Grundsätzlich zu Recht hat das Grundbuchamt auch im weiteren die Rechtsprechung des Bundesgerichtshofs zum „Aufladen“ einer Vormerkung mit anderen Ansprüchen berücksichtigt. Daraus ergibt sich nämlich, dass zum einen eine erloschene Vormerkung zur Sicherung eines neuen, deckungsgleichen Anspruchs verwendet werden kann (BGH, Urteil vom 26. November 1999, V ZR 432/98, zitiert nach Juris) und zum anderen eine Vormerkung auf Ansprüche mit anderen Voraussetzungen erstreckt werden kann (BGH, Urteil vom 7. Dezember 2007, V ZR 21/07, zitiert nach Juris). Erforderlich ist jeweils, dass Schuldner, Gläubiger und Anspruchsgegenstand der neuen oder zusätzlichen Ansprüche identisch sind (BGH, Urteil vom 26. November 1999, V ZR 432/98; vgl. auch OLG Frankfurt, Beschluss vom 7. April 2008, 20 W 131/08; beide zitiert nach Juris). Dabei bedarf es nach den genannten Entscheidungen des Bundesgerichtshofes keiner Eintragung der Änderung in das Grundbuch, so dass das „Aufladen“ der Vormerkung mit anderen oder weiteren Ansprüchen durch notarielle Vereinbarung von Schuldner und Gläubiger nicht aus dem Grundbuch und nicht einmal aus den Grundakten zwingend erkennbar sein muss (z. B. OLG Schleswig, Beschluss vom 10. November 2010, 2 W 144/10, zitiert nach Juris).

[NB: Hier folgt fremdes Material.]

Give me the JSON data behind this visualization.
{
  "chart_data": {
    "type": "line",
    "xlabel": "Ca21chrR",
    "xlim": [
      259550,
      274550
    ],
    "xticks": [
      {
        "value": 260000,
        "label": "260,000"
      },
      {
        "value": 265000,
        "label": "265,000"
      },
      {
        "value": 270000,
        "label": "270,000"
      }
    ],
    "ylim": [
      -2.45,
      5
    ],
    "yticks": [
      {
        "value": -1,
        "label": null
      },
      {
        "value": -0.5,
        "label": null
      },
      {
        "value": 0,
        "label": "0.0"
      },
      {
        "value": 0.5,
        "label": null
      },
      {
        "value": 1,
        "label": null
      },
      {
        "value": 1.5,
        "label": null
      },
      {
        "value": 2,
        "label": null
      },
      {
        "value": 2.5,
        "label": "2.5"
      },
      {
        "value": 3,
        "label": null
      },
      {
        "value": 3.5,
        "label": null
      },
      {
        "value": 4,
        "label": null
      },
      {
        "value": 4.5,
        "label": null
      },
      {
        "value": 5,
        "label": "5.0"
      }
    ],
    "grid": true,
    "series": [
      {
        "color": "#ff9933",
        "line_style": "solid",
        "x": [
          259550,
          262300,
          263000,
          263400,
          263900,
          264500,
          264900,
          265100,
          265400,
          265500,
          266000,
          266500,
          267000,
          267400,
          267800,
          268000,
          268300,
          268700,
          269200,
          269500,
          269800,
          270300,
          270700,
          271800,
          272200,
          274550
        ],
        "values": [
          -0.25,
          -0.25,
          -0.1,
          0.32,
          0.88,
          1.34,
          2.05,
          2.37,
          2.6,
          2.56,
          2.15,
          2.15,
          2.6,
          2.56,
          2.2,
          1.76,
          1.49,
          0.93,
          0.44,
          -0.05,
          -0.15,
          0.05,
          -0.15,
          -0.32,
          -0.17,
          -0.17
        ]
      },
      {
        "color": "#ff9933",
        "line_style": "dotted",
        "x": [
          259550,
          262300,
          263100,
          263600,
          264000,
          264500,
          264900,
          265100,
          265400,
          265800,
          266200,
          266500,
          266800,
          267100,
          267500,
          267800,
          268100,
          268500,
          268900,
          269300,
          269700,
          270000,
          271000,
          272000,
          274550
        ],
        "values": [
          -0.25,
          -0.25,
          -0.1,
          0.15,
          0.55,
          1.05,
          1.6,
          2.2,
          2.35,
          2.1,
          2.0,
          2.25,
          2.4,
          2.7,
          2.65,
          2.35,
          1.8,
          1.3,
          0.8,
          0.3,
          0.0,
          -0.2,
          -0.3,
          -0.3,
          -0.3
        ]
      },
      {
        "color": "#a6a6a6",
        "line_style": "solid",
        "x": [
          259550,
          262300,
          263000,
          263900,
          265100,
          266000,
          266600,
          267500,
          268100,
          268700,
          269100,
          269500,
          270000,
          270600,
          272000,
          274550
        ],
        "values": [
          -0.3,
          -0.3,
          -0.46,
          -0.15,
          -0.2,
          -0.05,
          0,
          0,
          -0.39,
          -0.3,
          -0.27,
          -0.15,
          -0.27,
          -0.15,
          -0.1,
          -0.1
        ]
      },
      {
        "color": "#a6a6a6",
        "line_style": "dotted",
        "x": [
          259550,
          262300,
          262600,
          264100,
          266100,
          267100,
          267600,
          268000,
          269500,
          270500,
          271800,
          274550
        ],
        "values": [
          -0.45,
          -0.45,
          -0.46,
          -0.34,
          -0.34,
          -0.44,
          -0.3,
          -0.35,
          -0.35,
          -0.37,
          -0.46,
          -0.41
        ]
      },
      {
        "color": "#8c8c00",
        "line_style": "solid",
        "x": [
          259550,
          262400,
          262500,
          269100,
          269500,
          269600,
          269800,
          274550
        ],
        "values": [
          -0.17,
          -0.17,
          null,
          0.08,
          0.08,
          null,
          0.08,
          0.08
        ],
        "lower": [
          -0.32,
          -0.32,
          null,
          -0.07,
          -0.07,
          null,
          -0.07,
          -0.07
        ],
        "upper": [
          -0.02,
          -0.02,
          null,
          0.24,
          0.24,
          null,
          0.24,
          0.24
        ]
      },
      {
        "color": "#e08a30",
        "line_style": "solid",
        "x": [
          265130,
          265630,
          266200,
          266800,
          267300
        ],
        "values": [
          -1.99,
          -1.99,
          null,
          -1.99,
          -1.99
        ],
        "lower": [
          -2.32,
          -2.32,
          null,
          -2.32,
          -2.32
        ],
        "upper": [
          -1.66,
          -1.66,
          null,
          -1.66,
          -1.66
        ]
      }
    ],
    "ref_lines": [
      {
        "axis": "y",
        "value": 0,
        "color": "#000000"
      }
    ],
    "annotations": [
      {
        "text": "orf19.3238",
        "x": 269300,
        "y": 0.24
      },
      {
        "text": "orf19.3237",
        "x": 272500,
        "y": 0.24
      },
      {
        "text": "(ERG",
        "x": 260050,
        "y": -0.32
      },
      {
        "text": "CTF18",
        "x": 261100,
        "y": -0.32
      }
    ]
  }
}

Hier allerdings ist es nicht lediglich sehr unwahrscheinlich, dass die Parteien eines Erwerbsgeschäfts im Jahre 1934 nach der Eigentumsumschreibung auf Ernst K. sen. einen deckungsgleichen Eigentumsübertragungsanspruch neu begründet haben, der mit der noch eingetragenen gegenständlichen Vormerkung gesichert werden soll. Vielmehr handelt es sich vorliegend allenfalls um eine ganz entfernte, bloß theoretische Möglichkeit, dass die Voreigentümer Lieselotte Gretchen Martha Bertha Ruth S. und Hans-Heinrich Walther Adolf S. mit Ernst K. sen. (oder die jeweiligen Rechtsnachfolger) nach Eintragung des Ernst K. sen. eine weitere Vereinbarung getroffen haben, wonach die genannten Voreigentümer den betroffenen Grundbesitz an Ernst K. sen. zu übereignen haben.
Der vorliegende Fall unterscheidet sich nämlich in einem wesentlichen Punkt von denjenigen Sachverhalten, die den Entscheidungen der Oberlandesgerichte Köln (Beschluss vom 25. November 2009, 2 Wx 98/09, zitiert nach Juris), Bremen (Beschluss vom 3. November 2010, 3 W 17/10, zitiert nach Juris) und Frankfurt (Beschluss vom 9. November 2011, 20 W 347/11, zitiert nach Juris) zugrunde lagen. Diese betrafen Fälle, in denen jeweils durch Vormerkung ein bedingter Rückübereignungsanspruch des früheren Grundstückseigentümers abgesichert wurde. Der ursprünglich gesicherte Rückübereignungsanspruch bestand jeweils nach dem Tode des Berechtigten endgültig nicht mehr; es war aber nicht auszuschließen, dass der Anspruch zu Lebzeiten des Berechtigten ausgetauscht oder erweitert worden war und nunmehr den Erben des Berechtigten zustand. Letzteres war zwar unter Berücksichtigung aller Umstände jeweils äußerst unwahrscheinlich, aber nicht derart fernliegend, dass die Möglichkeit des „Aufladens“ der Vormerkung als ausgeräumt betrachtet werden konnte (vgl. OLG Schleswig, Beschluss vom 10. November 2010, 2 W 144/10).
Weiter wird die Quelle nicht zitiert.